From a two-story building with just a handful of students, and three name changes later, growing to what Vol Nation now knows as the University of Tennessee.

“You know becoming a Volunteer really means connecting to the past, people that brought you up to put you where you are today, and also to help those future students into who they’re going to be tomorrow,” said University of Tennessee Archivist, Alesha Shumar.

“So we talk, we highlight the first women, the first international students, the first African American students,” Shumar added as she highlighted the exhibit marking the University’s milestone in Hodges Library—“Lighting the Way: 225 Years of Volunteers.”

“The students were fighting for what their voices – for what they were putting their voices out there to say… there was a lot going on and we have it all documented,” said Shumar.

Much like the blood drives students held for Vietnam during the war.

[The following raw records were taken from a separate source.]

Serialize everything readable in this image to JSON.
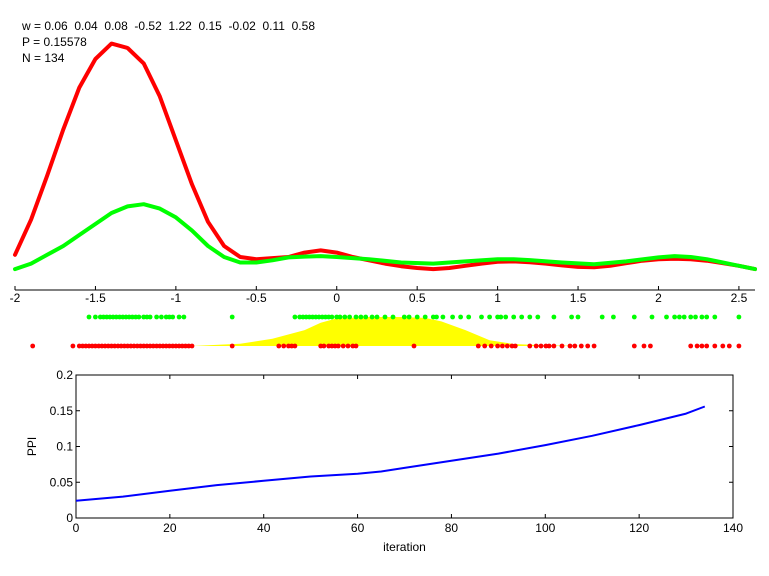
{
  "annotations": {
    "w_line": "w = 0.06  0.04  0.08  -0.52  1.22  0.15  -0.02  0.11  0.58",
    "p_line": "P = 0.15578",
    "n_line": "N = 134"
  },
  "chart_data": [
    {
      "type": "line",
      "title": "",
      "xlabel": "",
      "ylabel": "",
      "xlim": [
        -2,
        2.6
      ],
      "grid": false,
      "x_ticks": [
        "-2",
        "-1.5",
        "-1",
        "-0.5",
        "0",
        "0.5",
        "1",
        "1.5",
        "2",
        "2.5"
      ],
      "x_tick_values": [
        -2,
        -1.5,
        -1,
        -0.5,
        0,
        0.5,
        1,
        1.5,
        2,
        2.5
      ],
      "colors": {
        "red": "#ff0000",
        "green": "#00ff00",
        "yellow": "#ffff00",
        "axis": "#000000"
      },
      "series": [
        {
          "color": "red",
          "points": [
            [
              -2,
              0.06
            ],
            [
              -1.9,
              0.22
            ],
            [
              -1.8,
              0.42
            ],
            [
              -1.7,
              0.63
            ],
            [
              -1.6,
              0.82
            ],
            [
              -1.5,
              0.95
            ],
            [
              -1.4,
              1.02
            ],
            [
              -1.3,
              1.0
            ],
            [
              -1.2,
              0.93
            ],
            [
              -1.1,
              0.78
            ],
            [
              -1.0,
              0.58
            ],
            [
              -0.9,
              0.38
            ],
            [
              -0.8,
              0.21
            ],
            [
              -0.7,
              0.1
            ],
            [
              -0.6,
              0.05
            ],
            [
              -0.5,
              0.04
            ],
            [
              -0.3,
              0.05
            ],
            [
              -0.2,
              0.07
            ],
            [
              -0.1,
              0.08
            ],
            [
              0,
              0.07
            ],
            [
              0.1,
              0.05
            ],
            [
              0.2,
              0.035
            ],
            [
              0.3,
              0.02
            ],
            [
              0.4,
              0.008
            ],
            [
              0.5,
              0.0
            ],
            [
              0.6,
              -0.005
            ],
            [
              0.7,
              0.0
            ],
            [
              0.8,
              0.01
            ],
            [
              0.9,
              0.02
            ],
            [
              1.0,
              0.028
            ],
            [
              1.1,
              0.03
            ],
            [
              1.2,
              0.026
            ],
            [
              1.3,
              0.02
            ],
            [
              1.4,
              0.012
            ],
            [
              1.5,
              0.005
            ],
            [
              1.6,
              0.003
            ],
            [
              1.7,
              0.01
            ],
            [
              1.8,
              0.022
            ],
            [
              1.9,
              0.033
            ],
            [
              2.0,
              0.04
            ],
            [
              2.1,
              0.042
            ],
            [
              2.2,
              0.04
            ],
            [
              2.3,
              0.033
            ],
            [
              2.4,
              0.022
            ],
            [
              2.5,
              0.01
            ],
            [
              2.6,
              -0.005
            ]
          ]
        },
        {
          "color": "green",
          "points": [
            [
              -2,
              -0.005
            ],
            [
              -1.9,
              0.02
            ],
            [
              -1.8,
              0.06
            ],
            [
              -1.7,
              0.1
            ],
            [
              -1.6,
              0.15
            ],
            [
              -1.5,
              0.2
            ],
            [
              -1.4,
              0.25
            ],
            [
              -1.3,
              0.28
            ],
            [
              -1.2,
              0.29
            ],
            [
              -1.1,
              0.27
            ],
            [
              -1.0,
              0.23
            ],
            [
              -0.9,
              0.17
            ],
            [
              -0.8,
              0.1
            ],
            [
              -0.7,
              0.05
            ],
            [
              -0.6,
              0.025
            ],
            [
              -0.5,
              0.025
            ],
            [
              -0.4,
              0.035
            ],
            [
              -0.3,
              0.048
            ],
            [
              -0.2,
              0.052
            ],
            [
              -0.1,
              0.054
            ],
            [
              0,
              0.05
            ],
            [
              0.2,
              0.04
            ],
            [
              0.4,
              0.025
            ],
            [
              0.6,
              0.02
            ],
            [
              0.8,
              0.03
            ],
            [
              1.0,
              0.04
            ],
            [
              1.1,
              0.04
            ],
            [
              1.2,
              0.036
            ],
            [
              1.4,
              0.025
            ],
            [
              1.6,
              0.017
            ],
            [
              1.8,
              0.03
            ],
            [
              2.0,
              0.048
            ],
            [
              2.1,
              0.054
            ],
            [
              2.2,
              0.05
            ],
            [
              2.3,
              0.04
            ],
            [
              2.4,
              0.025
            ],
            [
              2.5,
              0.01
            ],
            [
              2.6,
              -0.005
            ]
          ]
        }
      ],
      "green_points": [
        -1.54,
        -1.5,
        -1.47,
        -1.45,
        -1.43,
        -1.41,
        -1.39,
        -1.37,
        -1.35,
        -1.33,
        -1.31,
        -1.29,
        -1.27,
        -1.25,
        -1.23,
        -1.2,
        -1.18,
        -1.16,
        -1.12,
        -1.09,
        -1.06,
        -1.04,
        -1.02,
        -0.98,
        -0.95,
        -0.65,
        -0.26,
        -0.23,
        -0.21,
        -0.19,
        -0.17,
        -0.15,
        -0.13,
        -0.11,
        -0.09,
        -0.07,
        -0.05,
        -0.03,
        0.0,
        0.02,
        0.05,
        0.08,
        0.12,
        0.15,
        0.18,
        0.22,
        0.25,
        0.3,
        0.35,
        0.42,
        0.45,
        0.5,
        0.55,
        0.6,
        0.62,
        0.66,
        0.72,
        0.77,
        0.82,
        0.9,
        0.95,
        1.0,
        1.02,
        1.05,
        1.1,
        1.15,
        1.2,
        1.25,
        1.35,
        1.46,
        1.5,
        1.65,
        1.72,
        1.85,
        1.96,
        2.05,
        2.1,
        2.13,
        2.16,
        2.2,
        2.23,
        2.27,
        2.3,
        2.35,
        2.5
      ],
      "red_points": [
        -1.89,
        -1.64,
        -1.6,
        -1.58,
        -1.56,
        -1.54,
        -1.52,
        -1.5,
        -1.48,
        -1.46,
        -1.44,
        -1.42,
        -1.4,
        -1.38,
        -1.36,
        -1.34,
        -1.32,
        -1.3,
        -1.28,
        -1.26,
        -1.24,
        -1.22,
        -1.2,
        -1.18,
        -1.16,
        -1.14,
        -1.12,
        -1.1,
        -1.08,
        -1.06,
        -1.04,
        -1.02,
        -1.0,
        -0.98,
        -0.96,
        -0.94,
        -0.92,
        -0.9,
        -0.65,
        -0.36,
        -0.33,
        -0.3,
        -0.28,
        -0.26,
        -0.1,
        -0.08,
        -0.05,
        -0.03,
        -0.01,
        0.01,
        0.04,
        0.07,
        0.1,
        0.12,
        0.48,
        0.88,
        0.92,
        0.96,
        1.0,
        1.03,
        1.06,
        1.09,
        1.11,
        1.2,
        1.24,
        1.27,
        1.3,
        1.32,
        1.35,
        1.4,
        1.45,
        1.48,
        1.52,
        1.56,
        1.6,
        1.85,
        1.91,
        1.95,
        2.2,
        2.24,
        2.27,
        2.3,
        2.35,
        2.4,
        2.44,
        2.5
      ],
      "yellow_band": {
        "x": [
          -0.9,
          -0.6,
          -0.4,
          -0.2,
          -0.1,
          0.0,
          0.2,
          0.4,
          0.55,
          0.65,
          0.8,
          0.95,
          1.1,
          1.3,
          1.6
        ],
        "y": [
          0.0,
          0.08,
          0.25,
          0.55,
          0.8,
          0.95,
          1.0,
          1.0,
          0.97,
          0.85,
          0.55,
          0.2,
          0.07,
          0.02,
          0.0
        ]
      }
    },
    {
      "type": "line",
      "title": "",
      "xlabel": "iteration",
      "ylabel": "PPI",
      "xlim": [
        0,
        140
      ],
      "ylim": [
        0,
        0.2
      ],
      "grid": false,
      "x_ticks": [
        "0",
        "20",
        "40",
        "60",
        "80",
        "100",
        "120",
        "140"
      ],
      "x_tick_values": [
        0,
        20,
        40,
        60,
        80,
        100,
        120,
        140
      ],
      "y_ticks": [
        "0",
        "0.05",
        "0.1",
        "0.15",
        "0.2"
      ],
      "y_tick_values": [
        0,
        0.05,
        0.1,
        0.15,
        0.2
      ],
      "series": [
        {
          "color": "#0000ff",
          "x": [
            0,
            10,
            20,
            30,
            40,
            50,
            60,
            65,
            70,
            80,
            90,
            100,
            110,
            120,
            130,
            134
          ],
          "y": [
            0.024,
            0.03,
            0.038,
            0.046,
            0.052,
            0.058,
            0.062,
            0.065,
            0.07,
            0.08,
            0.09,
            0.102,
            0.115,
            0.13,
            0.146,
            0.156
          ]
        }
      ]
    }
  ]
}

“… And just kind of what the student experience was through the ’70s,” Shumar said.

Even before that, in the early ’30s, the archives have documented the international competition held for what symbol would be used to represent UT, what Vol Nation now calls the Torch Bearer.

“The original winner was actually holding a lantern and not a torch and so that went to the student body and they voted to make a couple of changes; they made the torch bearer a little younger, a little more fit, and then he was holding a torch,” Shumar said.

And the beloved volunteer mascot Smokey, one of the earliest versions of him in the ’70s looks drastically different than the Smokey orange and white nation knows and loves today. From the university’s first cheerleader, a male professor in 1907, to handwritten plays and game strategies from General Neyland and Pat Summitt, all the historical items come from the people who make up the volunteer state.

“People bring us artifacts and scrapbooks and things that their parents had maybe and these things all tell the story of Tennessee,” said Dean of Libraries at the university, Steven Smith. “Because our history tells us our future. The discoveries, the inventions, the research, the public service that comes out of here – we can’t count up the benefit to the state, the lives that have been saved, the lives that have been improved because of research done in the labs, the outreach, the extension service.”

The university’s exhibit will stay open through the Fall Semester on the first floor of Hodges Library.